Réaction énergique du gouvernement
C’est dans ce contexte qu’interviendra le 23 octobre, la note verbale du Ministère des affaires étrangères et de la coopération internationale déclarant l’enseignant Robin Guiovanopoulos personae non grata au Mali avec un délai de séjour de 72 heures. Le gouvernement malien aurait lui-même entrepris ses propres réseaux de services pour pister l’identité de l’enseignant.
Au moment où cette mesure rarissime était transmise à l’Ambassade de France, M. Guiovanopoulos était encore à Bamako. Ce n’est donc que suite à la note des autorités maliennes que l’enseignant fut résolu à quitter le Mali afin de ne pas envenimer davantage une situation de plus en plus encombrante et inconfortable comme le confirment les services aéroportuaires. Les rumeurs qui soutiennent que l’enseignant aurait quitté le territoire malien avant la mesure d’expulsion et donc en congé de Noël anticipé sont donc complètement infondées.
L’établissement Liberté A de Bamako accueille des classes du cours préparatoire (CP) à la terminale et permet de passer le baccalauréat français dans de nombreuses filières (ES, L, S). Actuellement, 1300 élèves y sont inscrits représentant une trentaine de nationalités.
Dans la diplomatie, la procédure de déclaration «persona non grata» est une mesure exceptionnelle. Dans sa formule officielle elle vise un ou plusieurs individus dont une communauté ou une population ne veut pas. En vertu de l’article 9 de la Convention de Vienne sur les Relations diplomatiques de 1961 et de l’article 23 de la Convention de Vienne sur les Relations consulaires de 1963, un État accréditaire a toujours la possibilité, sans avoir à motiver sa décision, de déclarer «persona non grata» un agent étranger qui se trouve sur son territoire.
Cette décision lie l’État accréditant qui est alors tenu de rappeler la personne jugée indésirable et de s’assurer que son départ du territoire soit effectif. Si ce dernier refuse ou omet de mener à bien ses obligations dans un délai raisonnable, l’Etat d’accueil peut refuser de reconnaître la personne concernée en tant que membre de la mission.

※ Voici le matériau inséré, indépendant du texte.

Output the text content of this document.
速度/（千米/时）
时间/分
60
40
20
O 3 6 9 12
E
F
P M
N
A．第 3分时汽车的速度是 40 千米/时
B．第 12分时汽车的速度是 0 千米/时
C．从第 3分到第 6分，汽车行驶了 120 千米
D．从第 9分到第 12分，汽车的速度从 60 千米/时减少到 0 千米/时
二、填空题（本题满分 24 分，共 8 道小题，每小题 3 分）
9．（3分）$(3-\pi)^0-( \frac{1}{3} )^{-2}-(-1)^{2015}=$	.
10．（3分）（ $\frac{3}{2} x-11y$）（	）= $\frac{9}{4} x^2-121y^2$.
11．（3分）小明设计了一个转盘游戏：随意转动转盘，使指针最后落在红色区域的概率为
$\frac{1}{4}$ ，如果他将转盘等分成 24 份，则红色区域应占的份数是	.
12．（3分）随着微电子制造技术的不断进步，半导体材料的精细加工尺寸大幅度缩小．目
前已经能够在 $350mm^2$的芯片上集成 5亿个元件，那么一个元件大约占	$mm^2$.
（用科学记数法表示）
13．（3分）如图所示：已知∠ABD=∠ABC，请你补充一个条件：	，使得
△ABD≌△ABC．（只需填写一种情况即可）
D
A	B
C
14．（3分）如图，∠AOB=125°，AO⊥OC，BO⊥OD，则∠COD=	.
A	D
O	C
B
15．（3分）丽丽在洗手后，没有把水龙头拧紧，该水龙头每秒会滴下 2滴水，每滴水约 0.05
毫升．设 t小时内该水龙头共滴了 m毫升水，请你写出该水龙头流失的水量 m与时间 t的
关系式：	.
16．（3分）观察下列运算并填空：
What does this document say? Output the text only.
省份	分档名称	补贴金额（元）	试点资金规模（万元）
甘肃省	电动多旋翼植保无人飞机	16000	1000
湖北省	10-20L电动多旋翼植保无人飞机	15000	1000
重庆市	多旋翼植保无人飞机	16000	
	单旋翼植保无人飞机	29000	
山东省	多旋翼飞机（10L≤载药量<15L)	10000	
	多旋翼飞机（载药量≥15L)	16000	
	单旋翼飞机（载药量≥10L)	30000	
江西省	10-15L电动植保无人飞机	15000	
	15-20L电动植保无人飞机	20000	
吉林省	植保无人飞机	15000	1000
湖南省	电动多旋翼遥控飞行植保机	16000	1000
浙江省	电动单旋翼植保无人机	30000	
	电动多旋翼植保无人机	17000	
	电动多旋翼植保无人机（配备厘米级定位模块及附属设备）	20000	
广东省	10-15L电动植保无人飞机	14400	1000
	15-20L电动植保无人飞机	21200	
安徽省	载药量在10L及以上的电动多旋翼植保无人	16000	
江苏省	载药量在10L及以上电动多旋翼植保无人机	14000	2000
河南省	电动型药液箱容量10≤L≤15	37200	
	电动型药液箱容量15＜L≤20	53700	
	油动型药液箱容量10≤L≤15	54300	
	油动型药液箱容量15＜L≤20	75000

Dans ce dossier dont on tente d’amplifier vainement la portée, l’opinion publique malienne est visiblement en phase avec les autorités si on en juge par le soulagement général perceptible en son sein et dans plusieurs media depuis l’annonce de la mesure prompte et courageuse prise par l’exécutif malien.
Ce n’est pas la première fois qu’un instituteur soit sévèrement sanctionné pour des dérapages pédagogiques au Mali. En juin 2007, l’enseignant Bassirou Kassim Minta du Lycée Nanaïssa Santara et cinq patrons de presse avaient été écroués puis jugés suite à un devoir de philosophie portant sur une simple fiction.